When you work long enough at something, you know how to peek behind the veils of others’ machinations. It’s exactly like finding the wizard spinning the dials behind the curtain in the Emerald City of Oz. So in commercial photography, you stop seeing people’s overexposed-in-heaven food. Instead you start mentally cataloguing things like depth of field, key lighting, and carefully deliberate use of props.
I’m pretty sure Pinterest is officially ruined for me forever–at least from a food appreciation point of view. I keep wondering how long it must have taken to cut all the wax paper with pinking shears and arrange the brownies on the special white staging *just so.*
There’s a perfectly legit reason that people in-the-know
joke that food bloggers eat their food cold.
I argue with myself about whether I’m doing enough fussing with presentation, or whether I’m just being a realist. Food should look yummy. Can’t argue with that. Does spending $25 on blueberries and roses just to artistically crush around two feet of cutting board make food look yummier? I’m not sure.
I think first I’ll worry about investing it in some lighting kits to help keep a more uniform light, instead of stocking my dining room chandelier with 100W bulbs and photographing stuff with my back pressed up against my sliding patio door. Then I’ll debate the issue.
Lately, I’ve developed a true appreciation for Julia Child. I don’t know what took me so long. I think I never really bothered to understand her before. Typical: to not see the similarities when you find yourself too “close” personality-wise, maybe. In some ways, we’re two cuts from the same chicken breast. I, too, came to food late in life. I, too, sort of soldier on, undaunted by failure and lack of training.
Anyway, where I was getting at with Julia, she’s got this funny quote that I haven’t been able to forget–
It’s so beautifully arranged on the plate –
you know someone’s fingers have been all over it.
How true that is.
When I worked as a waitress some decade and a half ago, we called fantabulous arrangement “plating” (a term I’m sure still endures, although there is a considerable range of artistry in definition). And though forks, molds, and squirt bottles come into play occasionally, the best tool for practical and speedy arrangement still is the human hand.
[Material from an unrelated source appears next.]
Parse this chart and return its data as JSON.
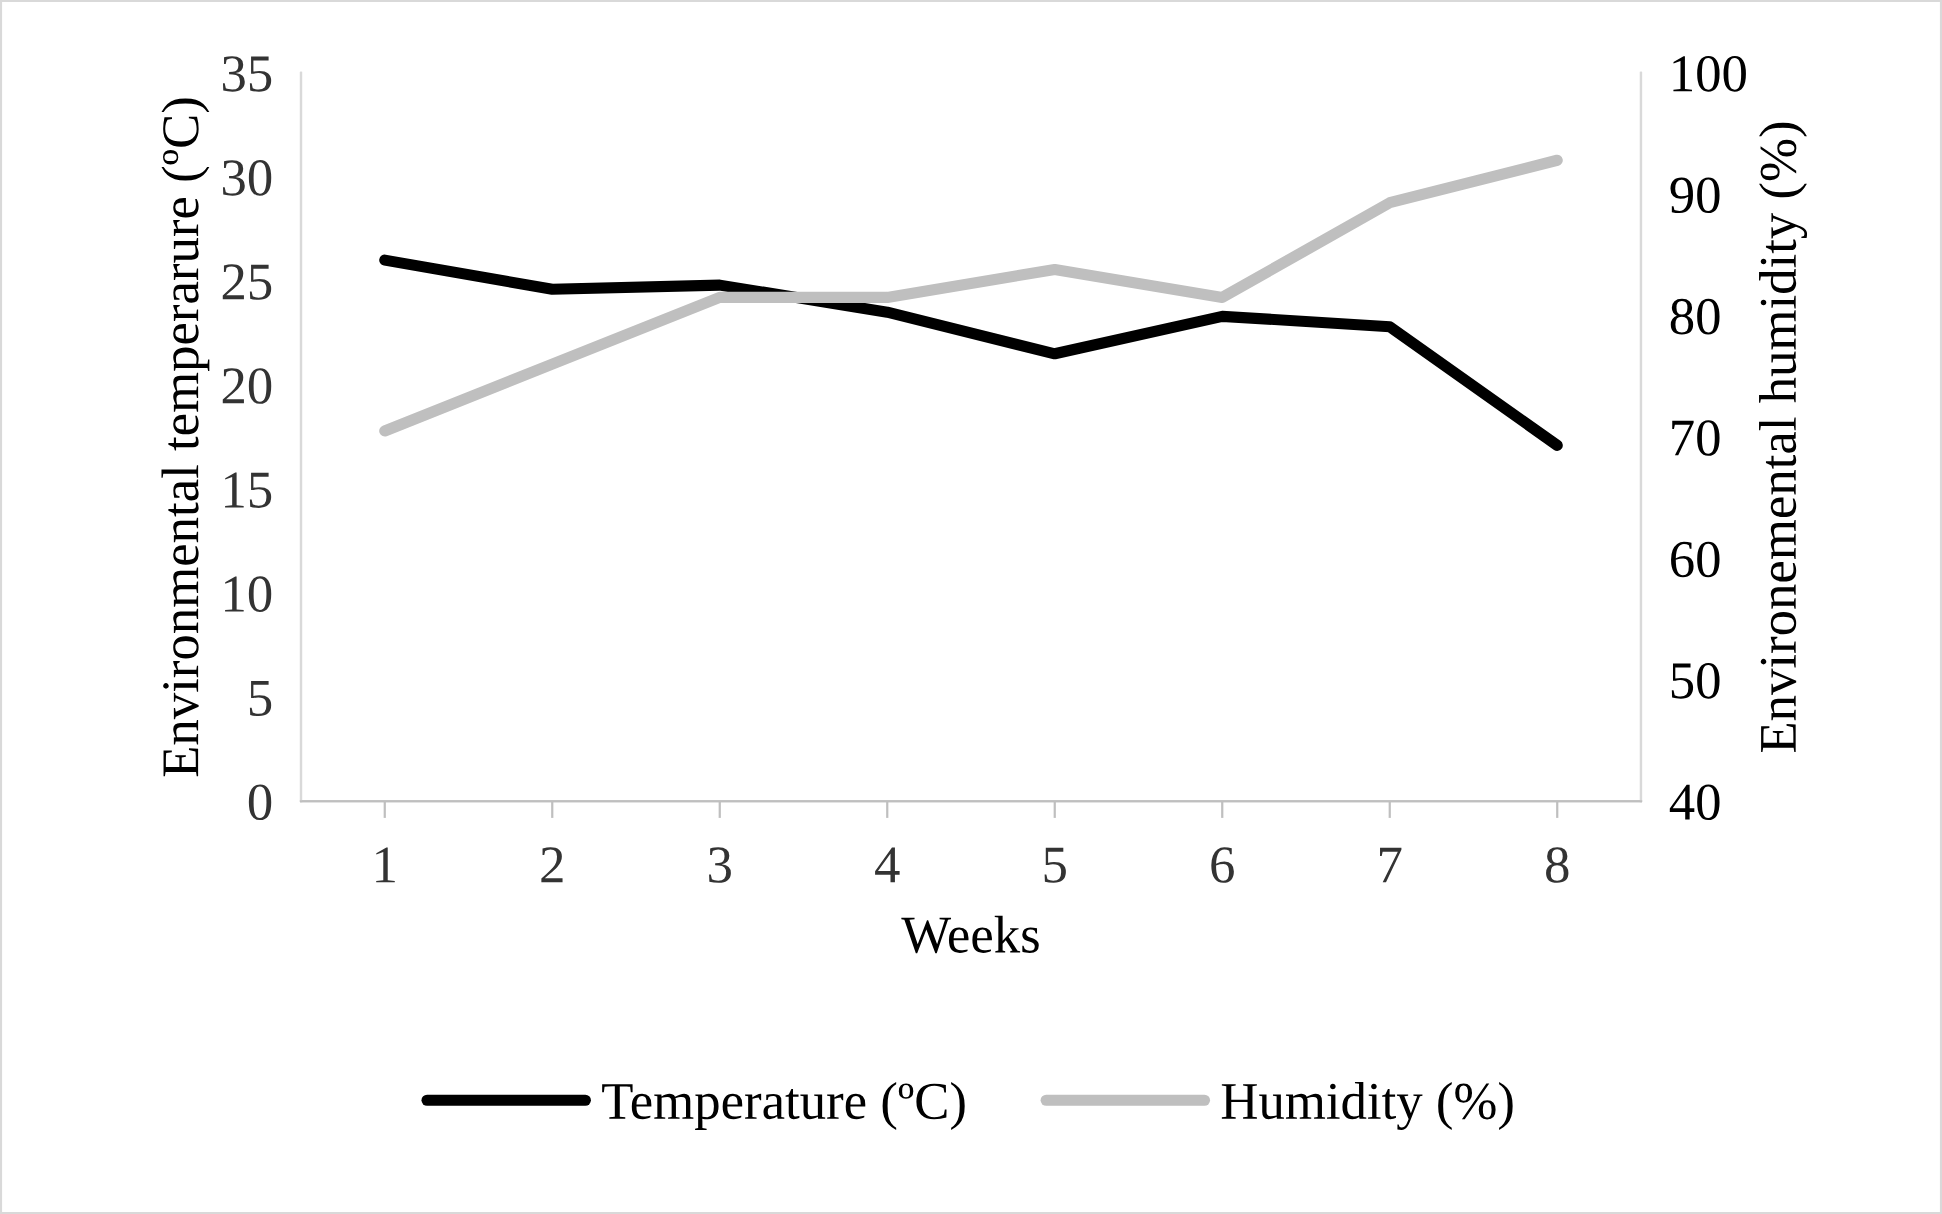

That sprinkle-gob of tender clover sprouts atop your risotto? Courtesy of a thumb and forefinger. The same goes for those pine nuts dropped one at a time on the coulis circled around your salad.
As someone guilty of using a wet thumb and a tissue to remove marks and errant splashes from plates on picture day, I’m over it. Fingers are OK when it’s photography. Practical artistic arrangement for me at family and guest dinners is making sure that stuff isn’t served piled haphazardly atop one another. As my father-in-law once wisely commented over a badly-cut cake: As long as it tastes good, who cares. It all looks the same in the end.
And when I go out to a fancy restaurant, just I hope they wash their hands.
Sarah (est. 1975) says
Love this.
It’s the same with nail polish (my obsession of choice.) All those manicures you see on Pinterest? You wouldn’t believe how many of those were painted carefully onto fake nails over the course of HOURS with a lighting kit, an entire set of nail art tools, and very expensive polish and topcoats…then applied when dry. But they want you to believe they just “whipped them up” onto their “real” nails. No, my friend. That’s not what *I* see.
I’m not saying people can’t do nail art on their real nails and make it look beautiful. I know some nail polish fiends who are amazing at what they do. But the Pinterest manicures done on fake nails, or on real nails by someone else, with supplies and skills that almost no one has… I see right through that. Newspaper nails are not easy. Water marbled nails are not easy. Galaxy nails are not easy. They take time and practice.
I feel like it’s the same way with food. What you see in the pictures is not necessarily “the real thing.” Sure, it might be real food. But it’s not how it would look if you just whipped it up and served it to your family. I just don’t like the idea of a bunch of Pinterest and food blog lovers getting down on themselves because they can’t *just do* what they see in the pictures. Like your DiL said, who cares as long as it tastes good, b/c eventually it will be poop either way.